Je souhaite provoquer une émotion, toucher, surprendre, avoir une interaction avec la personne qui regarde. C’est quelque chose de vivant, qui provoque des sensations et des sentiments. Qu’une personne déteste ou aime ce que je fais, les deux me vont. Au moins la personne ne reste pas indifférente.
Quelles sont les constantes, le fil rouge de tes créations ?
Le point commun entre mes créations c’est d’avoir travaillé de façon assez géométrique, structurée, cartésienne et d’avoir un rendu moderne. Ce qui ressort pas mal c’est aussi la patience, la recherche de matières. Ensuite, dans tout ce que je fais, la nature reste la principale source d’inspiration. J’essaie de rendre hommage à la nature, à sa perfection. C’est une ode, presque un remerciement, sachant qu’on ne peut pas du tout l’égaler, car elle est déjà parfaite telle quelle. Nous pouvons juste interpréter ce qu’elle a déjà fait.
As-tu des matières et techniques préférées ?

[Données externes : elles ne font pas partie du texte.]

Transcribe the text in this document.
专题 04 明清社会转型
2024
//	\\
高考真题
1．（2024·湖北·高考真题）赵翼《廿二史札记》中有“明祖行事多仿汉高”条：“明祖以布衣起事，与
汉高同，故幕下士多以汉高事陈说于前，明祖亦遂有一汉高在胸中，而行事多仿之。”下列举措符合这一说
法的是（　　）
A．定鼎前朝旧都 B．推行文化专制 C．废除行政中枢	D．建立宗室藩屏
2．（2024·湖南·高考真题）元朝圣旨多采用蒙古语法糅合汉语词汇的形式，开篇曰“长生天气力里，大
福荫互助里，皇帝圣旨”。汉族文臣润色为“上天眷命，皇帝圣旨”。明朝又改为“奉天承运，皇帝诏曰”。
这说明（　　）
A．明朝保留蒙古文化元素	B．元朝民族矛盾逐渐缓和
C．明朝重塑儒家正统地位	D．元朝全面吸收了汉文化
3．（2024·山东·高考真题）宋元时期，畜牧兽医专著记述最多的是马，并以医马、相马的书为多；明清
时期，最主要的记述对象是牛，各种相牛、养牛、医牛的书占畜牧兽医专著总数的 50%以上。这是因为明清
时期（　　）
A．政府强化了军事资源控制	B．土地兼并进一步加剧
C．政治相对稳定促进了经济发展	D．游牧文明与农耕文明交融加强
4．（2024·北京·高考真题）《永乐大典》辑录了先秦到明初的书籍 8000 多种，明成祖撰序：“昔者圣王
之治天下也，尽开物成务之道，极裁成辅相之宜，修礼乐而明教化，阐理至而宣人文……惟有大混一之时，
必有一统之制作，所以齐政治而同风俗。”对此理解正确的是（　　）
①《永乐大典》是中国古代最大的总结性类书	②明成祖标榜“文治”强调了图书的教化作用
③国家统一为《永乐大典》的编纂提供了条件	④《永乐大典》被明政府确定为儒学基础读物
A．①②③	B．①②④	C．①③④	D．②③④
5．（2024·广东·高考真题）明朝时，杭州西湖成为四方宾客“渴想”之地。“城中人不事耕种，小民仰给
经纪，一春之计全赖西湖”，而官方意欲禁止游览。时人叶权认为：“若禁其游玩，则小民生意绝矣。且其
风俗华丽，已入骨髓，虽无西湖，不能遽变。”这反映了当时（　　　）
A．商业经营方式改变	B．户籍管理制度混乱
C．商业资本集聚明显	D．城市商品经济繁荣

Je suis ouverte à tout ce que je pourrais trouver. N’importe quelle matière peut avoir un sens, tout dépend de ce que tu vas en faire. Généralement, ce qui m’intéresse c’est de créer des ponts entre différents métiers et matières, parce que le mélange des techniques c’est la source de l’innovation et c’est ce qui nous permet d’arriver à des résultats qu’on n’imaginait pas.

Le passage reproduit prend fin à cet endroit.